There is also a mysterious and creepy legend involving the cemetery. A man dressed all in black and wearing a black fedora and black scarf, carrying a black walking stick, visits Poe’s grave every year on Poe’s birthday, which is January 19. The identity of this visitor is still unknown, but his actions are always the same when he appears. He leaves a bottle of cognac and three red roses on Poe’s grave. One year, he also left a note, which read: “Edgar, I haven’t forgotten you.” No signature was on the note. Sightings of this mysterious visitor date back to 1949 and his identity still remains a mystery. No one even knows if it is still the same person who originally began visiting or someone who took over for the original as the decades passed.

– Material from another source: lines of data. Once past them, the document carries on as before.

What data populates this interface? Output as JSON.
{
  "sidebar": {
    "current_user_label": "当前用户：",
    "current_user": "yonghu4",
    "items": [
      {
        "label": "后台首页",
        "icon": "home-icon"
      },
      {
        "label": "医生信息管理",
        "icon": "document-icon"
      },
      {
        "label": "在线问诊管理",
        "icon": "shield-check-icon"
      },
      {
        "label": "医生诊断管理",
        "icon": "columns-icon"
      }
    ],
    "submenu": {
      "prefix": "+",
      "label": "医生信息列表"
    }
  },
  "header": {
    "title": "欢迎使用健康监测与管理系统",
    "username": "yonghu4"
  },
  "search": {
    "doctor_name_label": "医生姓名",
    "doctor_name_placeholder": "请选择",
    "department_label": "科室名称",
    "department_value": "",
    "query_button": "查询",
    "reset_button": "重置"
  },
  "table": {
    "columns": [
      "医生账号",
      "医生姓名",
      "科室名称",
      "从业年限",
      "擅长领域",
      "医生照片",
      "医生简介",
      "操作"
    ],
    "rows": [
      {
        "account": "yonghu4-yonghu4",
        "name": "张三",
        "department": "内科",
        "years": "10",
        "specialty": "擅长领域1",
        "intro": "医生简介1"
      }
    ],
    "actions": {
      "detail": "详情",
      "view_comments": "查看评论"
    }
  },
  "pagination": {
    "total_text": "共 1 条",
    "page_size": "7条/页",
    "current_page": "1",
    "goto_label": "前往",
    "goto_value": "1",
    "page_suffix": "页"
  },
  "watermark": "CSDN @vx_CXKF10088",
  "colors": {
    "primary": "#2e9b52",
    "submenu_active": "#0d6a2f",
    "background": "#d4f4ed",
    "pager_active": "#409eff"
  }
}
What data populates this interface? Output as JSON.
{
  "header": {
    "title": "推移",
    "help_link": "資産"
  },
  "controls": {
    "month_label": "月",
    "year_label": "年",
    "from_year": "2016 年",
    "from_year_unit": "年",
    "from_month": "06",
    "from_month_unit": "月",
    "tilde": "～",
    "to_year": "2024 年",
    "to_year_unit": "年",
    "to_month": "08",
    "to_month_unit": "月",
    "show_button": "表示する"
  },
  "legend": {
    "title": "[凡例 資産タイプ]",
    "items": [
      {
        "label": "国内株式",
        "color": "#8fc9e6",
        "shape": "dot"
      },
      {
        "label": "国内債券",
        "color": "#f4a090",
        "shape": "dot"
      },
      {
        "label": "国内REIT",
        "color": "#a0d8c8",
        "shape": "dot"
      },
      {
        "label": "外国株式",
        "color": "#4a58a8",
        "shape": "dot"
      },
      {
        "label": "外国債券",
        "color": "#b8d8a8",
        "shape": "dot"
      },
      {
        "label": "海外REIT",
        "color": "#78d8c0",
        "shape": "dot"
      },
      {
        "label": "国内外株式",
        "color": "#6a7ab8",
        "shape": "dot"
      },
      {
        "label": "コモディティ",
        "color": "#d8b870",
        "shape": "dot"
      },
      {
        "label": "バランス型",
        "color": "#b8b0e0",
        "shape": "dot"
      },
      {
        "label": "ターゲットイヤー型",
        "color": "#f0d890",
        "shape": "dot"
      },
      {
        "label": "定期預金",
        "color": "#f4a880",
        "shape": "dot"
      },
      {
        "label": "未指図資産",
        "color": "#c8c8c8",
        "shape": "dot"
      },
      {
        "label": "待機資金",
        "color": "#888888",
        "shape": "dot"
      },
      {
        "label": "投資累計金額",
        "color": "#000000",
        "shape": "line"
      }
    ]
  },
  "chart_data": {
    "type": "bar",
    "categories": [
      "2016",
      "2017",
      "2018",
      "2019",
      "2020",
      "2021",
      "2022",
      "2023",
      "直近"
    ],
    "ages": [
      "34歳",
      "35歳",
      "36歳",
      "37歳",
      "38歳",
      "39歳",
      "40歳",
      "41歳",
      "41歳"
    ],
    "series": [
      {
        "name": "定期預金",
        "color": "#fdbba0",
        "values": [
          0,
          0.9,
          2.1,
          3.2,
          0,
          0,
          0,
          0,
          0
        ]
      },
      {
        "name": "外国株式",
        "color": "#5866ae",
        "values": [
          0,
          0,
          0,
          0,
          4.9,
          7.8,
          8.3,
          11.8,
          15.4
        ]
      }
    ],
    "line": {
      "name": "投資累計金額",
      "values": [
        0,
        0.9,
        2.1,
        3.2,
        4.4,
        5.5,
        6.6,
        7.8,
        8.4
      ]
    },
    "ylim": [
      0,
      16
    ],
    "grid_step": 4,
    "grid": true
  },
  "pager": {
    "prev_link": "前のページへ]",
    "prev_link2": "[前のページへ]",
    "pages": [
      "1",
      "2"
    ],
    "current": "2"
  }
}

Sinister Point Lookout State Park

Located in Scotland, Maryland is Point Lookout State Park, which is the home of what many consider to be the most haunted lighthouse in the country. The lighthouse was occupied by Union troops during the Civil War, and they set up a hospital there for soldiers who were wounded in the Battle of Gettysburg; the lighthouse also served as a POW camp for Confederate captives.

Today, the ghost of a Confederate soldier is sometimes seen dashing across the nearby road in the evenings, while the voice of the original keeper of the lighthouse is often heard singing at night near the building. The ghost of a woman named Ann Davis, who was the wife of a former keeper of the lighthouse, is also sometimes seen wandering the grounds in a blue dress, speaking in a soft voice to tell visitors that “this is my house.” In addition, the ghost of Joseph Heaney, the second mate in a shipwreck near the lighthouse during a bad storm, usually knocks on the lighthouse door just before and sometimes during major coastal storms in the area.